Larry Magid: NotebookLM is a Google tool for fake podcasts, real research
If you’re looking to impress friends and family, perhaps you should send them a link to a podcast all about you. But what if no one has recorded such a podcast? No problem. Thanks to NotebookLM, an AI tool from Google, you can have a pair of professionally sounding podcast hosts extol your virtues for several minutes.
The AI generated hosts don’t have names, but they’re a male and female team who sound great and did an amazing job describing my attributes in ways that almost made me blush. In my case, I pasted in the web address of my online bio, but you can also load in PDFs, YouTube videos, audio files, Google Docs or Google Slides.
If you load a web address, the two fake hosts not only talk about what they learned from your bio, but they also check out the entire website. I learned this by giving it links to two almost identical bios. The one hosted on Larrysworld.com, my personal site, included references to many of my newspaper articles. The one at ConnectSafely.org focused mainly on my and the organization’s online safety work.
The fake hosts brought some humor into the conversation, kind of making fun of some of the things the AI learned about me from my website. They also went into some tangents that made them sound like live podcast hosts.
Comparison
To get a sense on how it might describe someone in a very different type of job, I downloaded a sample resume of an electrician. The two fake hosts said that they were basing their podcast on his resume. They provided a positive spin on his qualifications while talking a bit about their own struggles with electric problems.

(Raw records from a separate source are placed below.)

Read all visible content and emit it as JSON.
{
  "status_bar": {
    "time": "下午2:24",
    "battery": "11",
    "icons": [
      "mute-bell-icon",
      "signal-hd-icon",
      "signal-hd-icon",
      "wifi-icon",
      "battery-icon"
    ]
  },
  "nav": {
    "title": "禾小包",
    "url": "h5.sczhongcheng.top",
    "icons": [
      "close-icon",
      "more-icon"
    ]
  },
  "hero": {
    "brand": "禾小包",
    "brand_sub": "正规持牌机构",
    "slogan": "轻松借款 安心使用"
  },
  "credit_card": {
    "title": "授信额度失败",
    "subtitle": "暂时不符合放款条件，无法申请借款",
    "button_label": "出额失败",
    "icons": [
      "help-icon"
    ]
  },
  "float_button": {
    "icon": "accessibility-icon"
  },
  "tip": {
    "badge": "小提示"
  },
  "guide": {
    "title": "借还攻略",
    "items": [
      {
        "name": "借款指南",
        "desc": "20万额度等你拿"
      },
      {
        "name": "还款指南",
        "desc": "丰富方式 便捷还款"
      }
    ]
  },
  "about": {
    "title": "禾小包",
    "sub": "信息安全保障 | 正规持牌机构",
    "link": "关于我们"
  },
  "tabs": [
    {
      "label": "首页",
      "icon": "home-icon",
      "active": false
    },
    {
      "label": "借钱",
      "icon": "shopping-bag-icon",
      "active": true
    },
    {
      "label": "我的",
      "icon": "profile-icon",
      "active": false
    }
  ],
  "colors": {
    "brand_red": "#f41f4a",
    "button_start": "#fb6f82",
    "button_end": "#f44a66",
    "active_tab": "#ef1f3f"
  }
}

Like my bio, this podcast was based on the material loaded, which, in both cases, was published by the person being described. These fake hosts apparently didn’t do lateral research to find out if the information was true.
Once you generate the podcast, you can download it as an MP3 file and share it with others. If you do, eventually tell the listeners that it’s generated by AI. Aside from ethics and honesty, the same two fake hosts are used for every podcast. They sound real, but eventually listeners will figure out that they’re not.
You can try NotebookLM for free at notebooklm.google.
Practical uses
Besides being a parlor trick, there are some practical uses for this tool. I loaded in a Google slide deck and heard the fake hosts give me an accurate summary. And even the bios – while obsequious, were true to what the AI tool gleaned from the source material, although that doesn’t mean that the source material was accurate.
I also pasted in the address of a PDF from the Pew Research website on a recent survey about the public’s opinion on President-elect Trump’s plans for the country. The AI-generated podcast, which went on for 14 minutes, was based on the facts gleaned from the survey report, but the fake hosts also added their analysis. They covered both positive and negative aspects of Trump’s characteristics, especially as perceived by the public, according to the survey results.
NotebookLM also provided written materials that were more in-depth and useful to anyone wishing to understand the the survey. This included a 115-word summary and AI-generated pages on key topics, post-election “views on Trump and the nation,” “public confidence in a smooth transition,” among other topics.
Based on the PDF, NotebookLM also allowed me to create a FAQ, a study guide, a table of contents, a timeline and a briefing doc. The study guide asked questions about key portions of the document and provided answers based on the PDF. The timeline focused on the events leading up to and following the 2024 U.S. presidential election, based on the information in the document. The 740-word briefing doc covered key themes.
In case you’re wondering, it concluded that “Republicans welcome Trump’s victory with enthusiasm, Democrats view it with deep apprehension.”
Answers your questions
In addition to the material it provides, you can also ask questions about the document. What I like about this is that the answers to your questions are based on what is in the document, unlike many generative AIO tools that pull from the entire web. The fact that the information is very limited is both a bug and a feature. It’s a bug, because there is a good chance you won’t get an answer. It’s a feature, because what you get is based on the document or webpage you’re analyzing, so if you trust that source, you’re more likely to get an answer you can trust. Having said that, NotebookLM does interpret answers if it doesn’t know them, but it clearly discloses the difference between what it knows from the document and what it’s inferring from it.
Needs work
NotebookLM is in its infancy and needs work. For one thing, the user interface on both the web and a smartphone is a bit confusing. I had to click around a few times to find what I needed, including the ability to generate that podcast or find summary information. Also, like all generative AI products, it’s not infallible. There is a disclaimer on every page that “NotebookLM can make mistakes, so double-check it.” Despite its rough edges, this is truly a remarkable tool and a good example of how generative AI can extend beyond the initial offers from OpenAI, Microsoft and Google.
Disclosure: Larry Magid is CEO of ConnectSafely, a nonprofit internet safety organization that receives financial support from Google and other companies, including some of Google’s competitors.